IPOH: Fear of some students not being able to cope is not a valid reason for the Education Ministry to turn back on its decision to use imported English textbooks in schools next year, said Deputy Education Minister Datuk Chong Sin Woon (pic).
He said having students who are poor in the language is all the more reason why the ministry should implement the curriculum aligned with the Common European Framework of Reference for Languages (CEFR).
“When we talk about students not being able to comprehend, there will always be those who are unable to catch up whether we use CEFR textbooks or our local Kurikulum Standard Sekolah Rendah (KSSR) ones.
“But this doesn’t mean we have to completely forgo the imported textbooks because CEFR is a guide developed by the Council of Europe to gauge foreign language proficiency.

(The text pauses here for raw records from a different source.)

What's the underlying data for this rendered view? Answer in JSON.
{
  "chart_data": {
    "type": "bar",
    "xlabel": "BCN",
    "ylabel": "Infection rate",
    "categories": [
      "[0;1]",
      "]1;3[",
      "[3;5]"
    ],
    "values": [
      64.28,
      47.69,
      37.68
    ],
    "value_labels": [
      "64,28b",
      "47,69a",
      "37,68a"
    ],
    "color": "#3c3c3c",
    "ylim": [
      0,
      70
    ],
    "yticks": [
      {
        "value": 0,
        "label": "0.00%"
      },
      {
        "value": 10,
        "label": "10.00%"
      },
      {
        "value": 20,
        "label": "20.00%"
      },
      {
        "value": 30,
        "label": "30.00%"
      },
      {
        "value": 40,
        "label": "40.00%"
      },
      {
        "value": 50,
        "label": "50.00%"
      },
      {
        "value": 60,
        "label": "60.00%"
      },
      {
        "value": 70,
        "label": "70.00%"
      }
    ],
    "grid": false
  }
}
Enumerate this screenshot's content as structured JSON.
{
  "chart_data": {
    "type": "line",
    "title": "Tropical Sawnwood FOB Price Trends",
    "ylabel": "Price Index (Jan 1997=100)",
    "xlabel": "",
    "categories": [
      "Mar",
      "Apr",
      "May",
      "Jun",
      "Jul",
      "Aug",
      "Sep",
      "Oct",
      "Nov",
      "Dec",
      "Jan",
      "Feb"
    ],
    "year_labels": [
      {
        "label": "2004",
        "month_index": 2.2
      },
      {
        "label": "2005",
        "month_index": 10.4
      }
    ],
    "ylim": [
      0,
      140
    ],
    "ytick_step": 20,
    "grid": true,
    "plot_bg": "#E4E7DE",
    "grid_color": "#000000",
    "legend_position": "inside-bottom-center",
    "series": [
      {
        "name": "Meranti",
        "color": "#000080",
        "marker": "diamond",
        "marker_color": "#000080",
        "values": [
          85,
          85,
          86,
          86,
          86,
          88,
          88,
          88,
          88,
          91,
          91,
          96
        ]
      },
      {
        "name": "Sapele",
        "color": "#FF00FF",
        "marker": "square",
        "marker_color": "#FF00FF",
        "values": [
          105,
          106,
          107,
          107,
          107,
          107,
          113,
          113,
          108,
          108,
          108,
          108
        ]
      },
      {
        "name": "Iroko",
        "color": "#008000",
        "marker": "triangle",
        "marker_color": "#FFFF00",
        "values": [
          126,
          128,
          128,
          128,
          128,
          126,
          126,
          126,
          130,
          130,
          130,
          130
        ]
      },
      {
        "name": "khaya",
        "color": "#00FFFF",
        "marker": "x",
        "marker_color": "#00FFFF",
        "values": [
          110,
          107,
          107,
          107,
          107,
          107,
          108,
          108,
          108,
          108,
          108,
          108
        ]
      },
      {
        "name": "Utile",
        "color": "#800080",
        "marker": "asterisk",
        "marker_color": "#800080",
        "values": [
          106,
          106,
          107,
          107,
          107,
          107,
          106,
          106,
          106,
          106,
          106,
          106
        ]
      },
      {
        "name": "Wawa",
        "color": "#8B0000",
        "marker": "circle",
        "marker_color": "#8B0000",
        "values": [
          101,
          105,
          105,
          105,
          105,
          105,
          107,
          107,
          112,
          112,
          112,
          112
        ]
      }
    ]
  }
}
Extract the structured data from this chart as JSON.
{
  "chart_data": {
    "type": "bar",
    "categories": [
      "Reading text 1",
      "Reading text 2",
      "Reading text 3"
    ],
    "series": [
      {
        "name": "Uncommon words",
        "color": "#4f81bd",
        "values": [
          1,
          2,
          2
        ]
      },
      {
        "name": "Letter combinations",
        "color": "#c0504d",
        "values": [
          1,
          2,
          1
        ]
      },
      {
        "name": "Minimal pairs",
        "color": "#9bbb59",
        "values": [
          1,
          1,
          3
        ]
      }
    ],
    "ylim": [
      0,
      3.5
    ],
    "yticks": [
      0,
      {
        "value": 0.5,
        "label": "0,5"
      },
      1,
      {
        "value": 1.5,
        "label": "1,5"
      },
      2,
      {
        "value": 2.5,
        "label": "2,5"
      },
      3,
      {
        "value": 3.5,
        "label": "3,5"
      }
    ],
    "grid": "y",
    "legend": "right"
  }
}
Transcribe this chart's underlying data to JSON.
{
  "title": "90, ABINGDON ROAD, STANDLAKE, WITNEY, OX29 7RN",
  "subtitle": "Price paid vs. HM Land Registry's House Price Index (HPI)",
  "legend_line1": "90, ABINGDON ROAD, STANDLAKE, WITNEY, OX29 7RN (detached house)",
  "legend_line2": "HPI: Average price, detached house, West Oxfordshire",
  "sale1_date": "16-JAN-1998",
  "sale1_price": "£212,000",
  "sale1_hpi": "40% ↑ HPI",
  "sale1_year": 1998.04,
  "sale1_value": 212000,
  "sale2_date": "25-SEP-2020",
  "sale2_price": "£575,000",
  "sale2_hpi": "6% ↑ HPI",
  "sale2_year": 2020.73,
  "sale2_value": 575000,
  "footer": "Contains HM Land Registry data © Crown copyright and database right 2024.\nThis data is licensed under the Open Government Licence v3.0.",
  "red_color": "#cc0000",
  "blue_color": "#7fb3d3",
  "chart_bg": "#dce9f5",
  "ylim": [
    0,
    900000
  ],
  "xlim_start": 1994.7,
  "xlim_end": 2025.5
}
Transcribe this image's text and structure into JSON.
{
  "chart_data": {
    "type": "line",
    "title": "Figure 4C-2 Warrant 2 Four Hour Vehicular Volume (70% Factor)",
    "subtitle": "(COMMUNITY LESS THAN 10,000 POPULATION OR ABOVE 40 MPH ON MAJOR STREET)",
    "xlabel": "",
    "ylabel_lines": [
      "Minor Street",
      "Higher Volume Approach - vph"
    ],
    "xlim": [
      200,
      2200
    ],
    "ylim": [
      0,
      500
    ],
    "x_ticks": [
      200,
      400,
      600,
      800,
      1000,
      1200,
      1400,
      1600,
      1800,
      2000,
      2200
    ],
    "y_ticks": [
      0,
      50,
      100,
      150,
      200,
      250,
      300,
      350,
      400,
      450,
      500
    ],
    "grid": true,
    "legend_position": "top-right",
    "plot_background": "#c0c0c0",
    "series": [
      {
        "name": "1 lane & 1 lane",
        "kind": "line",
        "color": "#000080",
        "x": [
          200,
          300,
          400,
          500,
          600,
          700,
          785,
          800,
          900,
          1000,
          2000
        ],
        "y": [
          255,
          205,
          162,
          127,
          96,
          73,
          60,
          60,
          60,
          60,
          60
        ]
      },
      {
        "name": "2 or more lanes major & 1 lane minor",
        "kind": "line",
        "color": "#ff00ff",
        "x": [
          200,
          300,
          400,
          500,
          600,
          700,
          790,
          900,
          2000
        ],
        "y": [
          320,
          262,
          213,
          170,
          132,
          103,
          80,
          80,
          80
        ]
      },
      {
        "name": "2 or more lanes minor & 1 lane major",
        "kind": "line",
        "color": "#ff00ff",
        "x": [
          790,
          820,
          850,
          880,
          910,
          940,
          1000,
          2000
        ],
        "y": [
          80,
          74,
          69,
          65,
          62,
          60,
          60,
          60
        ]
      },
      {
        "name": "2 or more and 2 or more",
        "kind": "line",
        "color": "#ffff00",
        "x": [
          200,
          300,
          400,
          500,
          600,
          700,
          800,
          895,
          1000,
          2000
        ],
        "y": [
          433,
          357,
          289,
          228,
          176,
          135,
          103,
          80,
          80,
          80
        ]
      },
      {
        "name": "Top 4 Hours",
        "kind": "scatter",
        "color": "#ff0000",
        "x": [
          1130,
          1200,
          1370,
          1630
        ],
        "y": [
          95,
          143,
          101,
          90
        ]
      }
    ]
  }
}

“It is applied universally and has very clear ways of teaching languages,” he told reporters here yesterday after handing out RM7.77mil in government aid to 17 Chinese secondary and 108 Chinese primary schools in Perak.
Chong was responding to concerns by certain quarters, the latest by Johor English Language Teaching Association president Vincent D’Silva, that a sudden switch to materials from overseas could be detrimental to many Malaysian students, especially those in rural areas.
D’Silva was reported as saying that English textbooks should serve as facilitators, rather than barriers, to learning the language, adding that not every student is exposed to Western culture and that those who cannot identify with the topics taught might just switch off.
According to Chong, imported English textbooks have to be used as no CEFR-compliant English textbooks are available in the country at present.
“However, the ministry is working on producing our own textbooks, which will match the CEFR standard, hopefully in the coming one or two years,” he said.